Domestic team information
- 1887: Marylebone Cricket Club

Career statistics
| Competition | First-class |
| Matches | 1 |
| Runs scored | 9 |
| Batting average | 9.00 |
| 100s/50s | –/– |
| Top score | 9 |
| Catches/stumpings | –/– |
- Source: Cricinfo, 15 August 2021

= John Eyre (cricketer, born 1859) =

English cricketer and solicitor

John Eyre OBE (29 October 1859 — 24 November 1941) was an English first-class cricketer and footballer.
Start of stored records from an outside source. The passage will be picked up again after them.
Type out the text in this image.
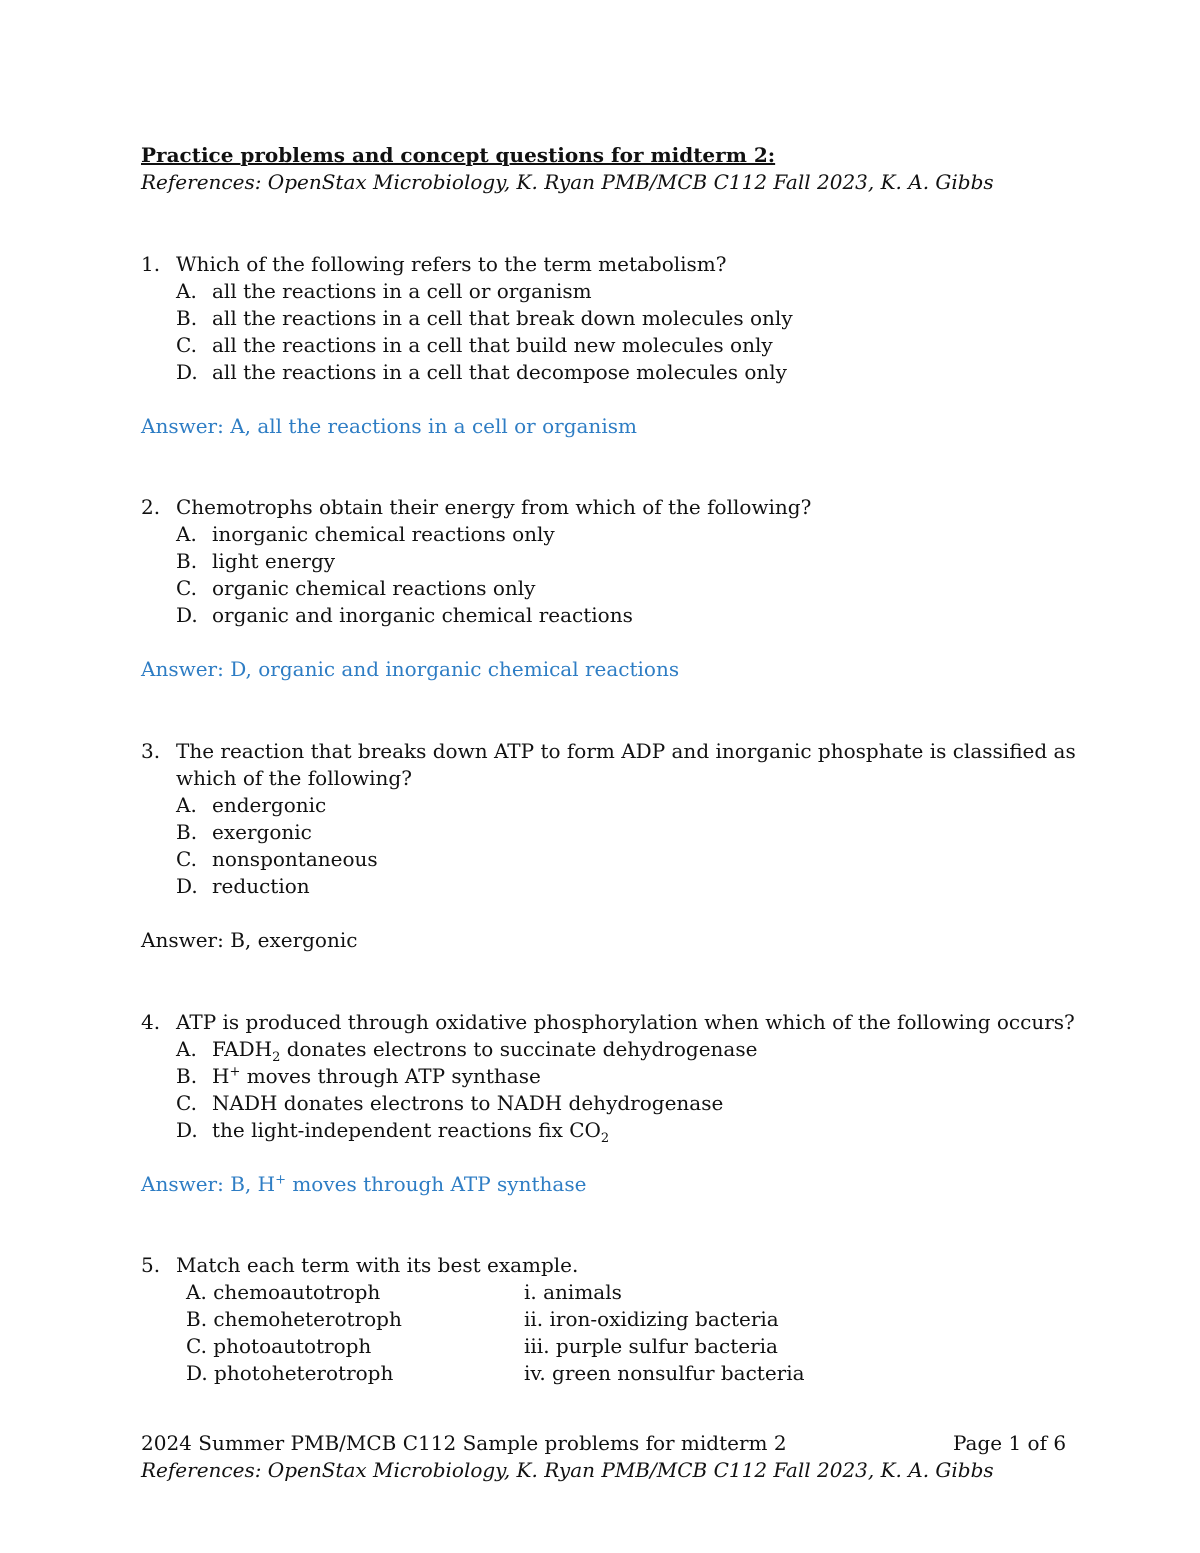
Practice problems and concept questions for midterm 2:
References: OpenStax Microbiology, K. Ryan PMB/MCB C112 Fall 2023, K. A. Gibbs
1. Which of the following refers to the term metabolism?
A. all the reactions in a cell or organism
B. all the reactions in a cell that break down molecules only
C. all the reactions in a cell that build new molecules only
D. all the reactions in a cell that decompose molecules only
Answer: A, all the reactions in a cell or organism
2. Chemotrophs obtain their energy from which of the following?
A. inorganic chemical reactions only
B. light energy
C. organic chemical reactions only
D. organic and inorganic chemical reactions
Answer: D, organic and inorganic chemical reactions
3. The reaction that breaks down ATP to form ADP and inorganic phosphate is classified as
which of the following?
A. endergonic
B. exergonic
C. nonspontaneous
D. reduction
Answer: B, exergonic
4. ATP is produced through oxidative phosphorylation when which of the following occurs?
A. $FADH_2$ donates electrons to succinate dehydrogenase
B. H+ moves through ATP synthase
C. NADH donates electrons to NADH dehydrogenase
D. the light-independent reactions fix $CO_2$
Answer: B, H+ moves through ATP synthase
5. Match each term with its best example.
A. chemoautotroph
B. chemoheterotroph
C. photoautotroph
D. photoheterotroph
i. animals
ii. iron-oxidizing bacteria
iii. purple sulfur bacteria
iv. green nonsulfur bacteria
2024 Summer PMB/MCB C112 Sample problems for midterm 2	Page 1 of 6
References: OpenStax Microbiology, K. Ryan PMB/MCB C112 Fall 2023, K. A. Gibbs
The son of Richard Eyre, he was born at Shaw House in Berkshire in October 1859. He was educated at Winchester College, before going up to Keble College, Oxford. He later changed college, transferring to Christ Church.

==First-class cricket==
Eyre later made a single appearance in first-class cricket for the Marylebone Cricket Club (MCC), captained by W. G. Grace, against Cambridge University at Lord's in 1887. Batting once in the match, he was dismissed for 9 runs by Francis Ford in the MCC first innings, with the MCC winning the match by 10 wickets.

==Football==
Eyre also played football for Winchester School and Oxford University. For the latter he was a Blue in 1879 and 1880, and appeared as centre-forward in their losing team at the 1880 FA Cup Final when they lost to Clapham Rovers. He played representative county football for Berkshire.

==Career outside sport==
By profession Eyre was a land agent. He also served as a justice of peace and member of Buckinghamshire County Council and sat on several hospital boards, his civic services earning him honour as Officer of the Order of the British Empire.

==Personal life==
He married Lady Evelyn Alice Curzon in April 1896, the daughter of Richard Curzon-Howe, 3rd Earl Howe. For some years after the First World War the couple lived in Switzerland. Eyre died at his Cleveland Square home in Bayswater in November 1941.